FLYING ABOVE THE CANVAS

The guest for this show was Paul LaRoche, performing with Brulé and AIRO. LaRoche honors his heritage by singing of the people, land, and history of the Lower Brule Sioux Reservation of South Dakota, and the performance I refer to here included dancers in traditional regalia. That said, LaRoche will be the first to tell you that his music draws on more than one world and in fact draws on the seven directions.

Earlier tonight during the show, when the drums were pounding and the dancers were spinning and the flute was swirling, I took myself out of the tent and imagined myself high in the sky above Mount Ashwabay—perhaps on manmade wings of silver, perhaps on feathers alone—and as the final few minutes of sunlight hit the sloped face of the earth, there far below I saw the still, blue dot of this tent, surrounded by thousands of acres of quiet twilit forest, and thinking of the power and color and life pulsing at the center of that blue dot I marveled again at the idea of what transpires as a result of the simple act of creating a space. A space aside: aside from the hustle, aside from the grind, aside from the things we have grown used to. Aside from the well-worn grooves. A place where, even if the music is thunderous, we are allowed the gift—so rare in our pandemonious world—of reflection. The gift of time and place aplenty to turn yourself over to the sound and spirit and see
where you are flown. Tonight, after only a few heartbeats of music, I felt thunder storms approaching across a broad plain, I felt a western river valley open before me, I felt the call of a people through time. I heard ghosts marching.

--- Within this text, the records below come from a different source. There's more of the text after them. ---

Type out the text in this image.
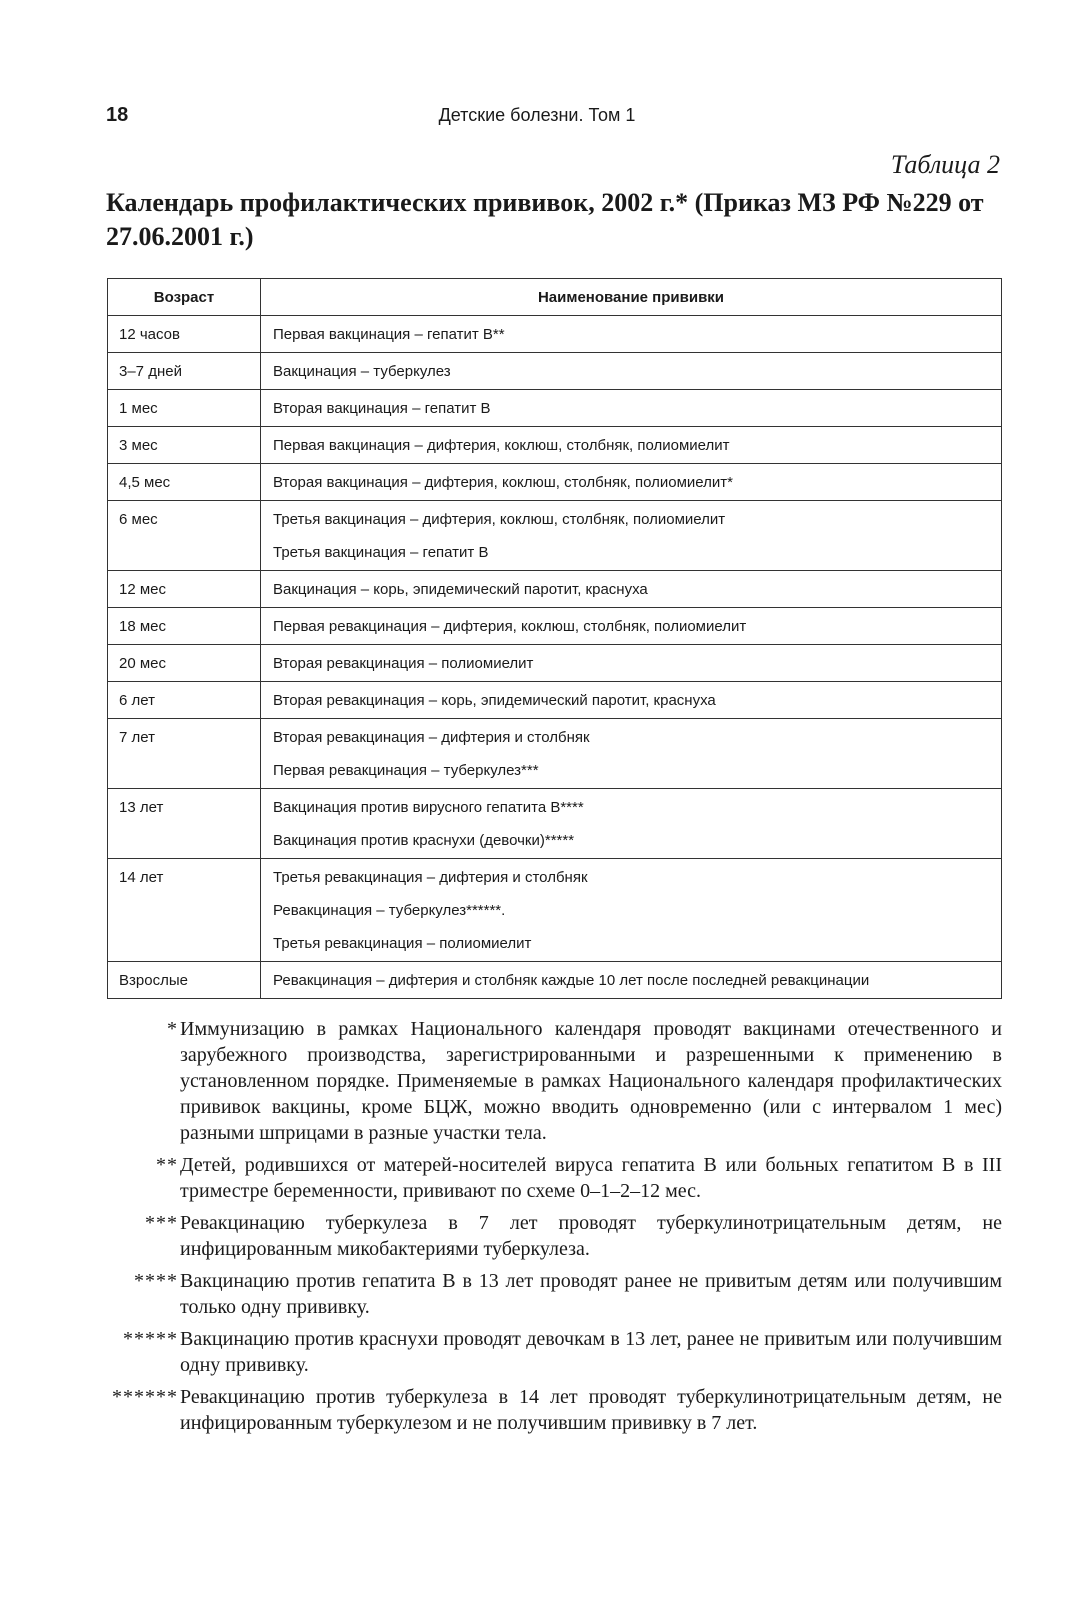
18	Детские болезни. Том 1
Таблица 2
Календарь профилактических прививок, 2002 г.* (Приказ МЗ РФ №229 от 27.06.2001 г.)
Возраст	Наименование прививки
12 часов	Первая вакцинация – гепатит В**

3–7 дней	Вакцинация – туберкулез

1 мес	Вторая вакцинация – гепатит В

3 мес	Первая вакцинация – дифтерия, коклюш, столбняк, полиомиелит

4,5 мес	Вторая вакцинация – дифтерия, коклюш, столбняк, полиомиелит*

6 мес	Третья вакцинация – дифтерия, коклюш, столбняк, полиомиелит
Третья вакцинация – гепатит В

12 мес	Вакцинация – корь, эпидемический паротит, краснуха

18 мес	Первая ревакцинация – дифтерия, коклюш, столбняк, полиомиелит

20 мес	Вторая ревакцинация – полиомиелит

6 лет	Вторая ревакцинация – корь, эпидемический паротит, краснуха

7 лет	Вторая ревакцинация – дифтерия и столбняк
Первая ревакцинация – туберкулез***

13 лет	Вакцинация против вирусного гепатита В****
Вакцинация против краснухи (девочки)*****

14 лет	Третья ревакцинация – дифтерия и столбняк
Ревакцинация – туберкулез******.
Третья ревакцинация – полиомиелит

Взрослые	Ревакцинация – дифтерия и столбняк каждые 10 лет после последней ревакцинации
* Иммунизацию в рамках Национального календаря проводят вакцинами отечественного и зарубежного производства, зарегистрированными и разрешенными к применению в установленном порядке. Применяемые в рамках Национального календаря профилактических прививок вакцины, кроме БЦЖ, можно вводить одновременно (или с интервалом 1 мес) разными шприцами в разные участки тела.
** Детей, родившихся от матерей-носителей вируса гепатита В или больных гепатитом В в III триместре беременности, прививают по схеме 0–1–2–12 мес.
*** Ревакцинацию туберкулеза в 7 лет проводят туберкулинотрицательным детям, не инфицированным микобактериями туберкулеза.
**** Вакцинацию против гепатита В в 13 лет проводят ранее не привитым детям или получившим только одну прививку.
***** Вакцинацию против краснухи проводят девочкам в 13 лет, ранее не привитым или получившим одну прививку.
****** Ревакцинацию против туберкулеза в 14 лет проводят туберкулинотрицательным детям, не инфицированным туберкулезом и не получившим прививку в 7 лет.
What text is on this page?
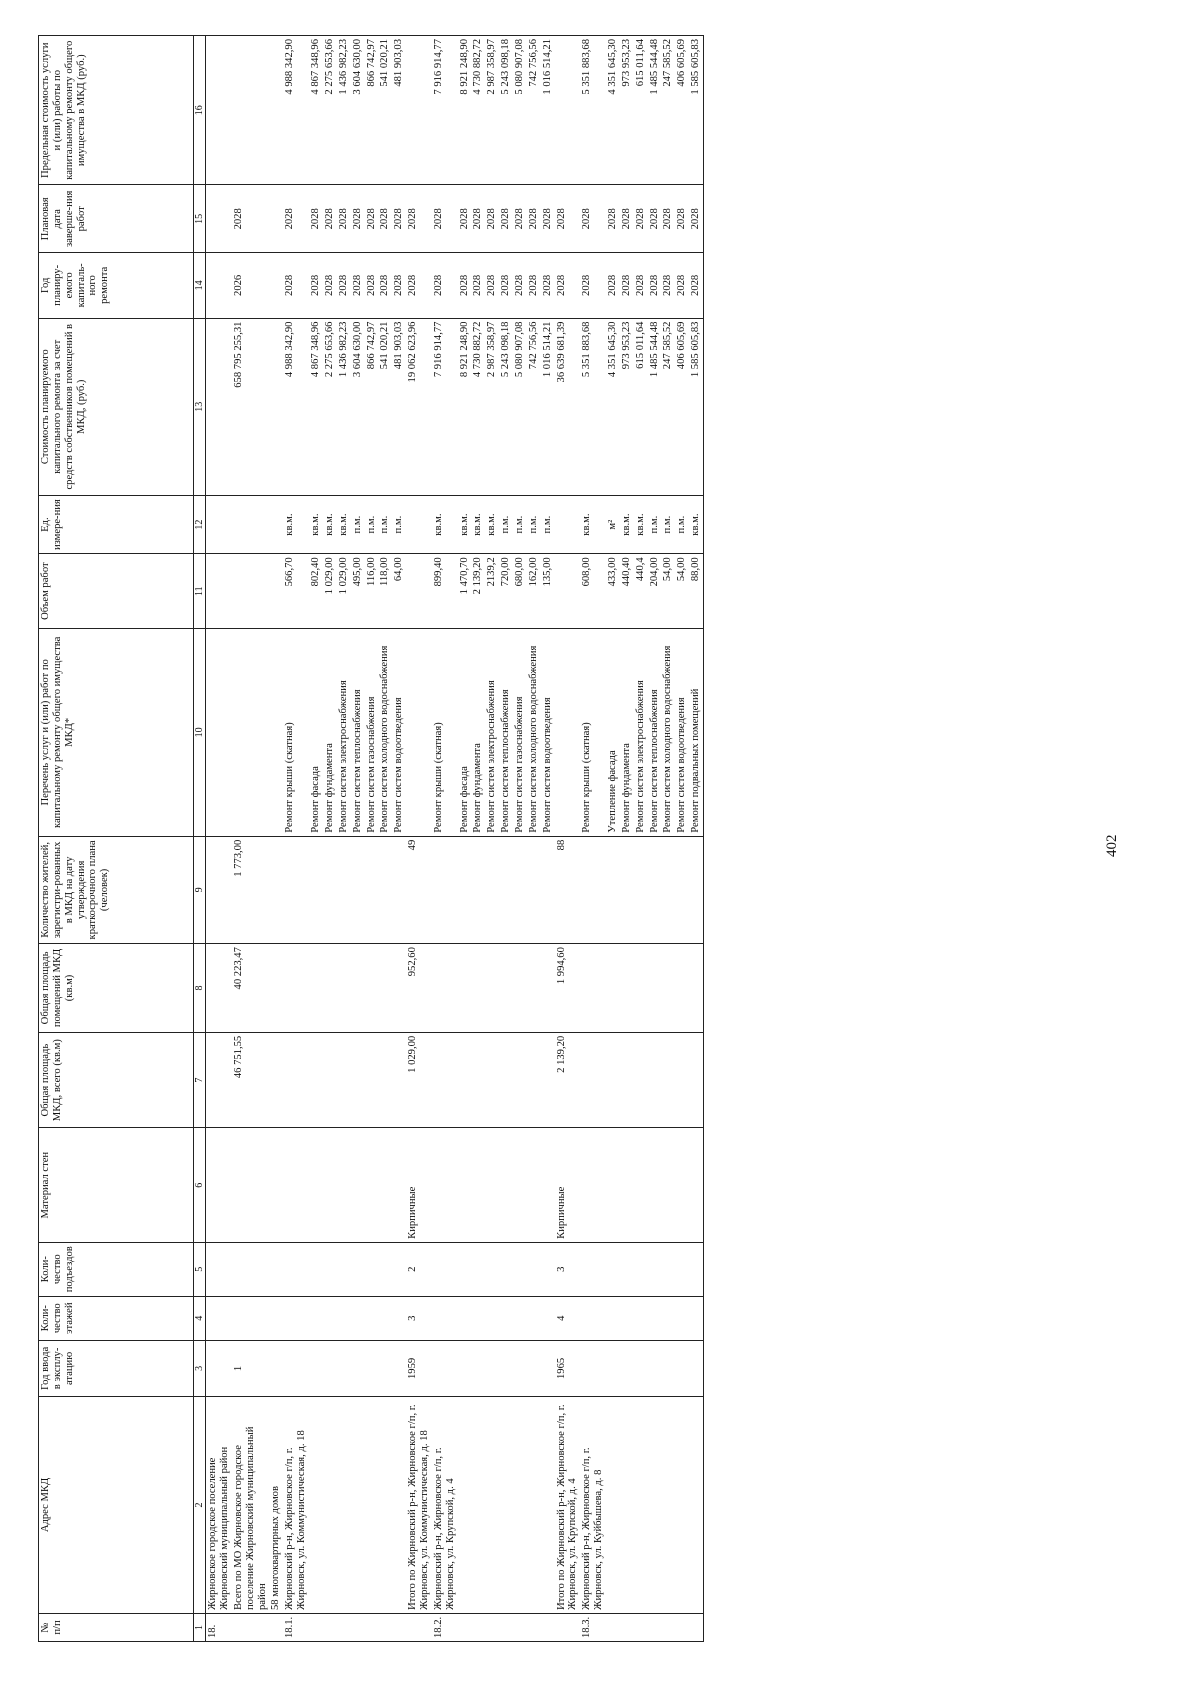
402
№ п/п	Адрес МКД	Год ввода в эксплу-атацию	Коли-чество этажей	Коли-чество подъездов	Материал стен	Общая площадь МКД, всего (кв.м)	Общая площадь помещений МКД (кв.м)	Количество жителей, зарегистри-рованных в МКД на дату утверждения краткосрочного плана (человек)	Перечень услуг и (или) работ по капитальному ремонту общего имущества МКД*	Объем работ	Ед. измере-ния	Стоимость планируемого капитального ремонта за счет средств собственников помещений в МКД, (руб.)	Год планиру-емого капиталь-ного ремонта	Плановая дата заверше-ния работ	Предельная стоимость услуги и (или) работы по капитальному ремонту общего имущества в МКД (руб.)
1	2	3	4	5	6	7	8	9	10	11	12	13	14	15	16
18.	Жирновское городское поселение Жирновский муниципальный район														
	Всего по МО Жирновское городское поселение Жирновский муниципальный район	1				46 751,55	40 223,47	1 773,00				658 795 255,31	2026	2028	
	58 многоквартирных домов														
18.1.	Жирновский р-н, Жирновское г/п, г. Жирновск, ул. Коммунистическая, д. 18								Ремонт крыши (скатная)	566,70	кв.м.	4 988 342,90	2028	2028	4 988 342,90
									Ремонт фасада	802,40	кв.м.	4 867 348,96	2028	2028	4 867 348,96
									Ремонт фундамента	1 029,00	кв.м.	2 275 653,66	2028	2028	2 275 653,66
									Ремонт систем электроснабжения	1 029,00	кв.м.	1 436 982,23	2028	2028	1 436 982,23
									Ремонт систем теплоснабжения	495,00	п.м.	3 604 630,00	2028	2028	3 604 630,00
									Ремонт систем газоснабжения	116,00	п.м.	866 742,97	2028	2028	866 742,97
									Ремонт систем холодного водоснабжения	118,00	п.м.	541 020,21	2028	2028	541 020,21
									Ремонт систем водоотведения	64,00	п.м.	481 903,03	2028	2028	481 903,03
	Итого по Жирновский р-н, Жирновское г/п, г. Жирновск, ул. Коммунистическая, д. 18	1959	3	2	Кирпичные	1 029,00	952,60	49				19 062 623,96	2028	2028	
18.2.	Жирновский р-н, Жирновское г/п, г. Жирновск, ул. Крупской, д. 4								Ремонт крыши (скатная)	899,40	кв.м.	7 916 914,77	2028	2028	7 916 914,77
									Ремонт фасада	1 470,70	кв.м.	8 921 248,90	2028	2028	8 921 248,90
									Ремонт фундамента	2 139,20	кв.м.	4 730 882,72	2028	2028	4 730 882,72
									Ремонт систем электроснабжения	2139,2	кв.м.	2 987 358,97	2028	2028	2 987 358,97
									Ремонт систем теплоснабжения	720,00	п.м.	5 243 098,18	2028	2028	5 243 098,18
									Ремонт систем газоснабжения	680,00	п.м.	5 080 907,08	2028	2028	5 080 907,08
									Ремонт систем холодного водоснабжения	162,00	п.м.	742 756,56	2028	2028	742 756,56
									Ремонт систем водоотведения	135,00	п.м.	1 016 514,21	2028	2028	1 016 514,21
	Итого по Жирновский р-н, Жирновское г/п, г. Жирновск, ул. Крупской, д. 4	1965	4	3	Кирпичные	2 139,20	1 994,60	88				36 639 681,39	2028	2028	
18.3.	Жирновский р-н, Жирновское г/п, г. Жирновск, ул. Куйбышева, д. 8								Ремонт крыши (скатная)	608,00	кв.м.	5 351 883,68	2028	2028	5 351 883,68
									Утепление фасада	433,00	м²	4 351 645,30	2028	2028	4 351 645,30
									Ремонт фундамента	440,40	кв.м.	973 953,23	2028	2028	973 953,23
									Ремонт систем электроснабжения	440,4	кв.м.	615 011,64	2028	2028	615 011,64
									Ремонт систем теплоснабжения	204,00	п.м.	1 485 544,48	2028	2028	1 485 544,48
									Ремонт систем холодного водоснабжения	54,00	п.м.	247 585,52	2028	2028	247 585,52
									Ремонт систем водоотведения	54,00	п.м.	406 605,69	2028	2028	406 605,69
									Ремонт подвальных помещений	88,00	кв.м.	1 585 605,83	2028	2028	1 585 605,83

Day-to-day, I'm pretty much boots and blue jeans. Pork chops and pickup trucks. Can't dance a lick, and don't care to. Not inclined to carry on. But I learned a long time ago there is value now and then in turning yourself over to the moment. To letting your soul wander out there unprotected. Oddly enough—or not oddly at all, if you give it proper consideration—much of my openness to this idea comes as a result of my being raised in a fundamentalist faith. I learned at an early age what it is to turn yourself over to a greater mysterious power and sign off on the idea that things are bigger than you and that there is more to life than just puttin' on a big pair of boots and stompin' around. I wandered other paths in the years that followed, and generally prefer pondering to preaching, but I have never lost the thread of the idea that it is in those moments when we let our hearts fly right out of our chests that we are closest to understanding the mystery of our clunky lives on this earth. Or if not understanding the mystery, understanding each other. We are all related, says Paul LaRoche.

Whether they emanate from the Bible on my lap at a gospel meeting in a bank basement or from a Native American flute, those things in the air that we cannot touch, that we cannot grasp, are nonetheless the things that can lift us above every earthbound worry. At times tonight I can feel the flow of long-gone buffalo, and I yearn for the idea of prairies before man—any man—and in that yearning is something even a lapsed, post-Calvinist Scandihoovian knucklehead can recognize as transcendent and universal, something between this time and time past, and I wonder as I hear the flute whipping like a prehistoric wind if perhaps that is the most universal human longing of all—the longing for the beginning of everything, for a clean slate and a
fresh soul, for a fresh humanity. What is the sound of a flute, after all, but human breath dancing?